Muette, on pouvait au moins la créditer d’une efficacité dans l’action souterraine.
Mais là encore, il est loin l’époque où le Cameroun plaçait deux secrétaires généraux successifs à la tête de l’Oua. En 1986, William Eteki Mboumou déclarait que "la diplomatie camerounaise n’est pas une diplomatie tapageuse ; elle est une diplomatie de présence et de participation". Or, aujourd’hui, tout porte à croire que la diplomatie n’est pas une priorité pour le chef de l’Etat.
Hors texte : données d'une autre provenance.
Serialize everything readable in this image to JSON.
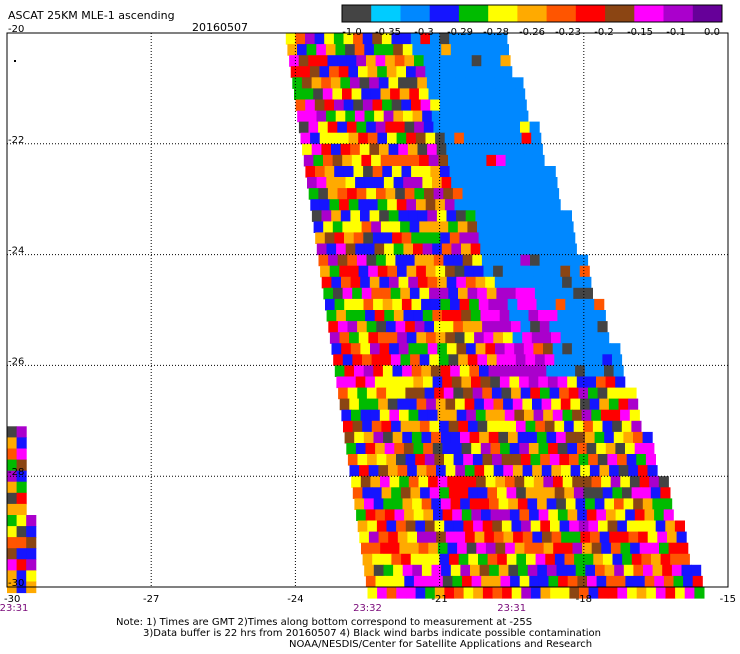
{
  "title": "ASCAT 25KM MLE-1 ascending",
  "date": "20160507",
  "colorbar": {
    "colors": [
      "#444444",
      "#00ccff",
      "#0088ff",
      "#1515ff",
      "#00bb00",
      "#ffff00",
      "#ffaa00",
      "#ff5500",
      "#ff0000",
      "#8b4513",
      "#ff00ff",
      "#aa00cc",
      "#660099"
    ],
    "labels": [
      "-1.0",
      "-0.35",
      "-0.3",
      "-0.29",
      "-0.28",
      "-0.26",
      "-0.23",
      "-0.2",
      "-0.15",
      "-0.1",
      "0.0"
    ]
  },
  "chart_data": {
    "type": "heatmap",
    "title": "ASCAT 25KM MLE-1 ascending",
    "xlim": [
      -30,
      -15
    ],
    "ylim": [
      -30,
      -20
    ],
    "x_ticks": [
      "-30",
      "-27",
      "-24",
      "-21",
      "-18",
      "-15"
    ],
    "y_ticks": [
      "-20",
      "-22",
      "-24",
      "-26",
      "-28",
      "-30"
    ],
    "grid": true,
    "times": [
      {
        "lon": -30,
        "label": "23:31"
      },
      {
        "lon": -22.5,
        "label": "23:32"
      },
      {
        "lon": -19.5,
        "label": "23:31"
      }
    ],
    "swaths": [
      {
        "name": "main",
        "lat_top": -20,
        "lat_bottom": -30,
        "lon_left_top": -24.2,
        "lon_left_bottom": -22.5,
        "lon_right_top": -19.8,
        "lon_right_bottom": -15.6
      },
      {
        "name": "edge",
        "lat_top": -27.1,
        "lat_bottom": -30,
        "lon_left_top": -30,
        "lon_left_bottom": -30,
        "lon_right_top": -29.7,
        "lon_right_bottom": -29.5
      }
    ]
  },
  "notes": [
    "Note: 1) Times are GMT 2)Times along bottom correspond to measurement at -25S",
    "3)Data buffer is 22 hrs from 20160507 4) Black wind barbs indicate possible contamination",
    "NOAA/NESDIS/Center for Satellite Applications and Research"
  ]
}
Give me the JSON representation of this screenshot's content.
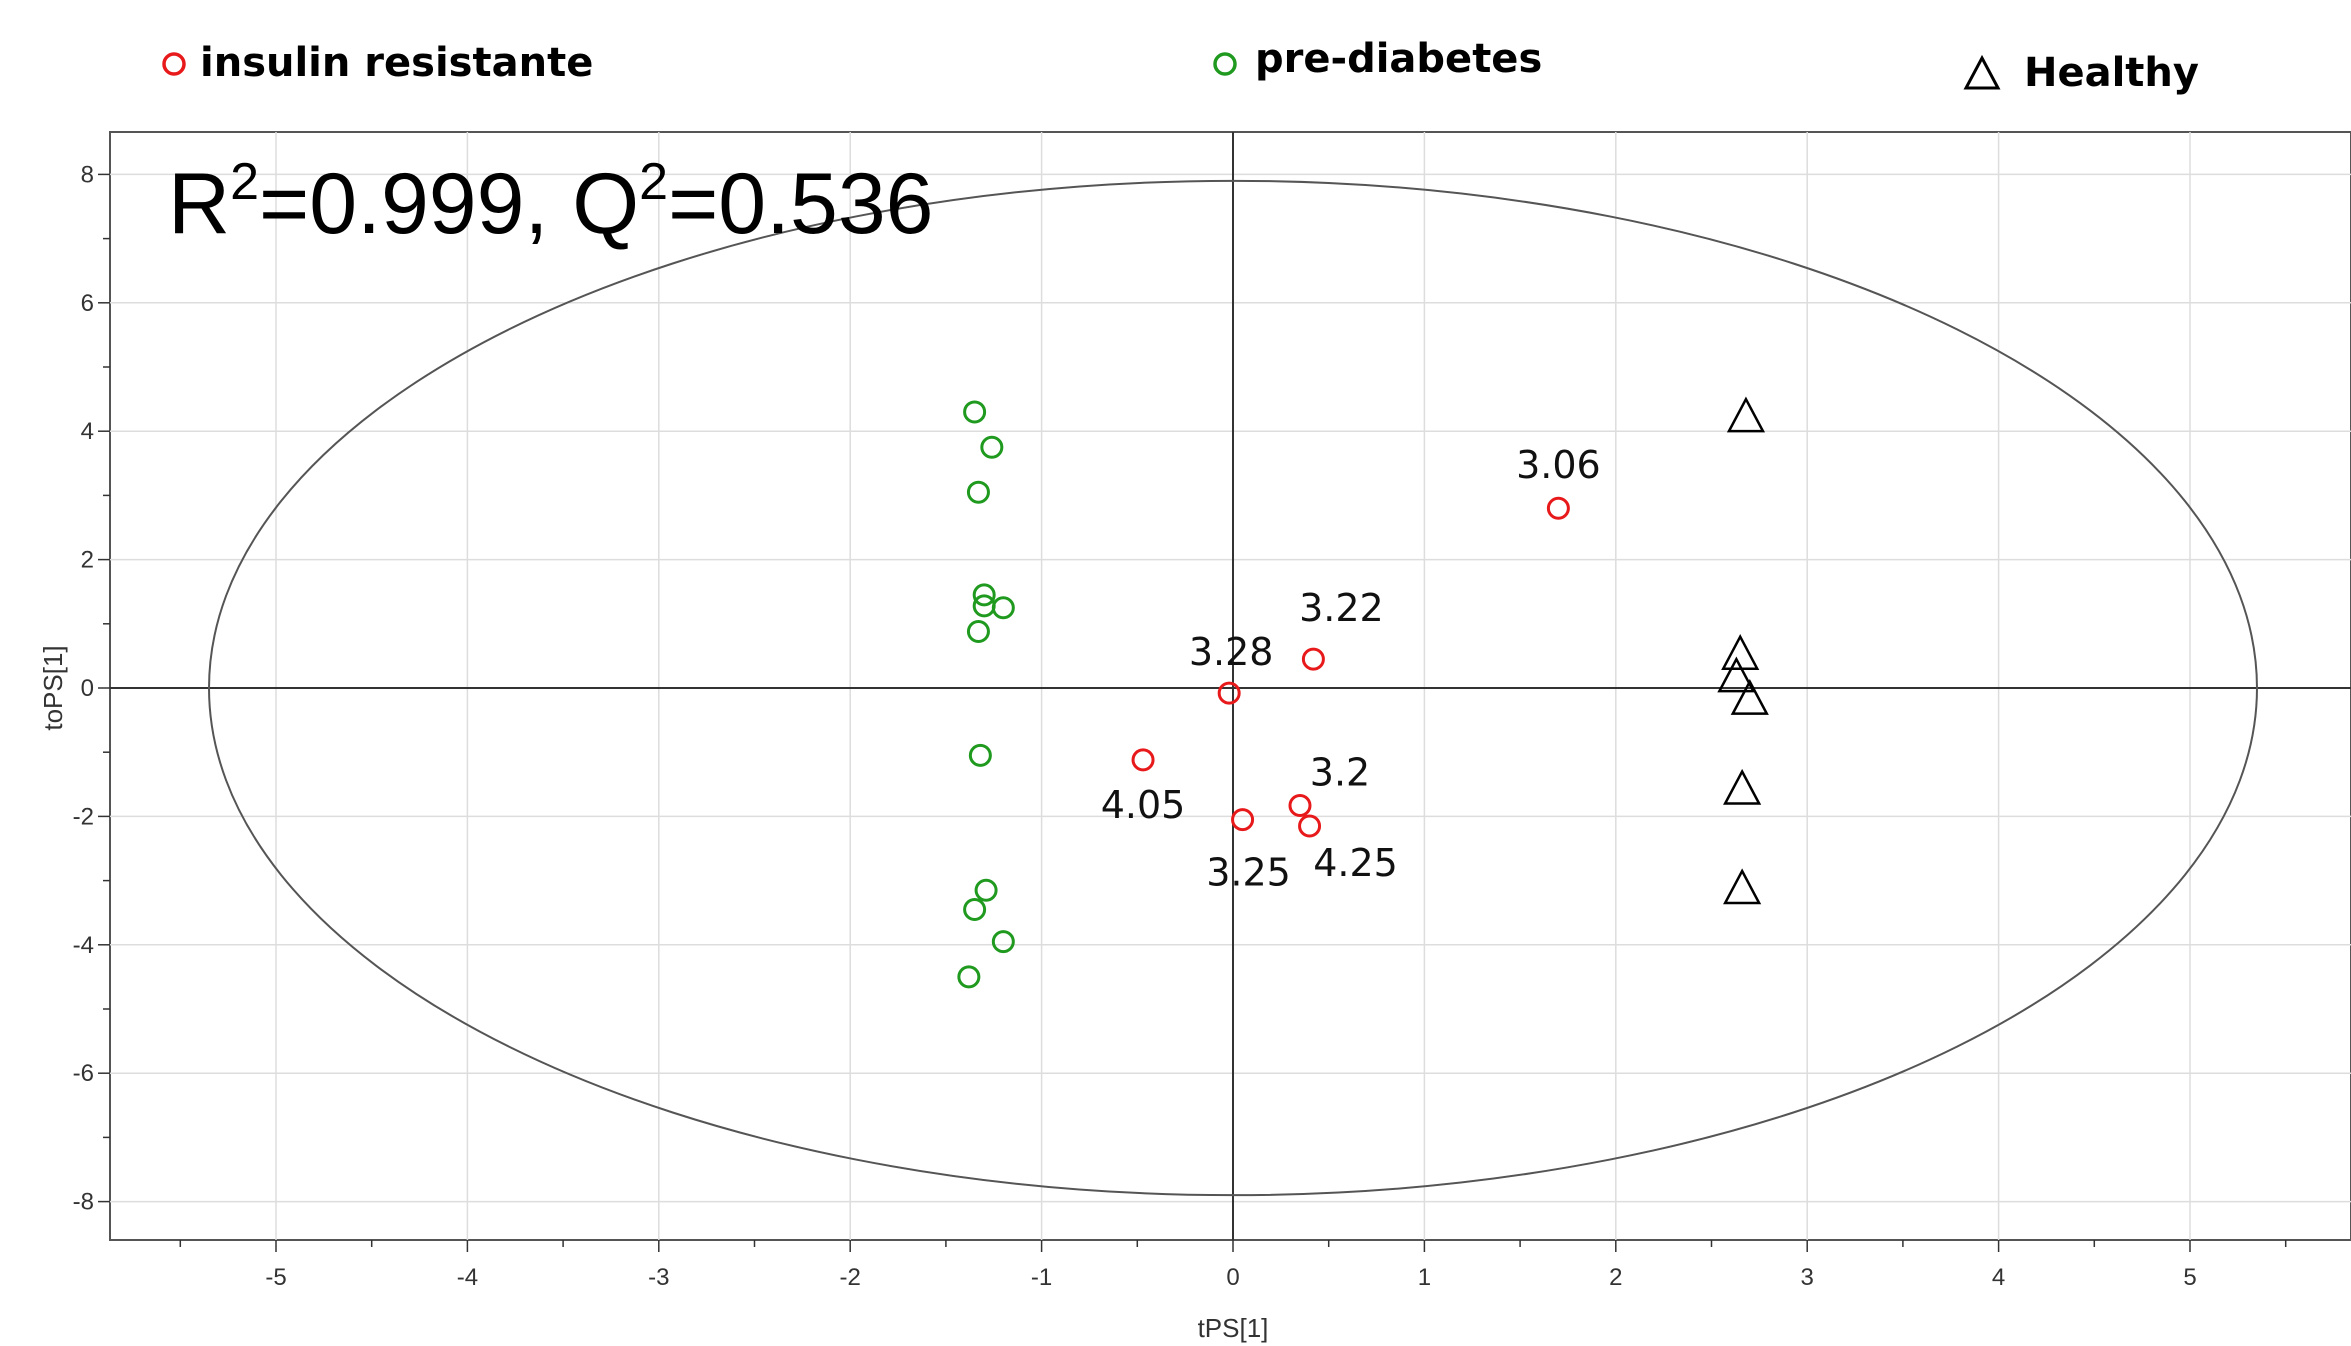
{
  "legend": {
    "insulin": "insulin resistante",
    "prediabetes": "pre-diabetes",
    "healthy": "Healthy"
  },
  "stats_prefix_r": "R",
  "stats_sup_r": "2",
  "stats_mid": "=0.999, Q",
  "stats_sup_q": "2",
  "stats_suffix": "=0.536",
  "colors": {
    "insulin": "#e8191a",
    "prediabetes": "#1f9a1f",
    "healthy": "#000000",
    "ellipse": "#555555",
    "grid": "#dddddd",
    "axis": "#333333"
  },
  "chart_data": {
    "type": "scatter",
    "xlabel": "tPS[1]",
    "ylabel": "toPS[1]",
    "xlim": [
      -5.8,
      5.9
    ],
    "ylim": [
      -8.6,
      8.8
    ],
    "xticks": [
      -5,
      -4,
      -3,
      -2,
      -1,
      0,
      1,
      2,
      3,
      4,
      5
    ],
    "yticks": [
      -8,
      -6,
      -4,
      -2,
      0,
      2,
      4,
      6,
      8
    ],
    "grid": true,
    "legend_position": "top",
    "ellipse": {
      "rx": 5.35,
      "ry": 7.9
    },
    "series": [
      {
        "name": "insulin resistante",
        "marker": "circle",
        "points": [
          {
            "x": 1.7,
            "y": 2.8,
            "label": "3.06"
          },
          {
            "x": 0.42,
            "y": 0.45,
            "label": "3.22"
          },
          {
            "x": -0.02,
            "y": -0.08,
            "label": "3.28"
          },
          {
            "x": -0.47,
            "y": -1.12,
            "label": "4.05"
          },
          {
            "x": 0.35,
            "y": -1.83,
            "label": "3.2"
          },
          {
            "x": 0.4,
            "y": -2.15,
            "label": "4.25"
          },
          {
            "x": 0.05,
            "y": -2.05,
            "label": "3.25"
          }
        ]
      },
      {
        "name": "pre-diabetes",
        "marker": "circle",
        "points": [
          {
            "x": -1.35,
            "y": 4.3
          },
          {
            "x": -1.26,
            "y": 3.75
          },
          {
            "x": -1.33,
            "y": 3.05
          },
          {
            "x": -1.3,
            "y": 1.45
          },
          {
            "x": -1.3,
            "y": 1.28
          },
          {
            "x": -1.2,
            "y": 1.25
          },
          {
            "x": -1.33,
            "y": 0.88
          },
          {
            "x": -1.32,
            "y": -1.05
          },
          {
            "x": -1.29,
            "y": -3.15
          },
          {
            "x": -1.35,
            "y": -3.45
          },
          {
            "x": -1.2,
            "y": -3.95
          },
          {
            "x": -1.38,
            "y": -4.5
          }
        ]
      },
      {
        "name": "Healthy",
        "marker": "triangle",
        "points": [
          {
            "x": 2.68,
            "y": 4.25
          },
          {
            "x": 2.65,
            "y": 0.55
          },
          {
            "x": 2.63,
            "y": 0.2
          },
          {
            "x": 2.7,
            "y": -0.15
          },
          {
            "x": 2.66,
            "y": -1.55
          },
          {
            "x": 2.66,
            "y": -3.1
          }
        ]
      }
    ]
  }
}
On aurait pleuré sur son sort, si les autres secteurs de la vie du Cameroun étaient pris au sérieux par le gouvernement. Et c’est ce qui "réconforte" certains diplomates. "L’enseignement a les mêmes problèmes, la santé, le sport, la culture, etc. Alors, il arrive que je me dise que c’est une faiblesse généralisée de notre gouvernement", soupire l’un d’eux.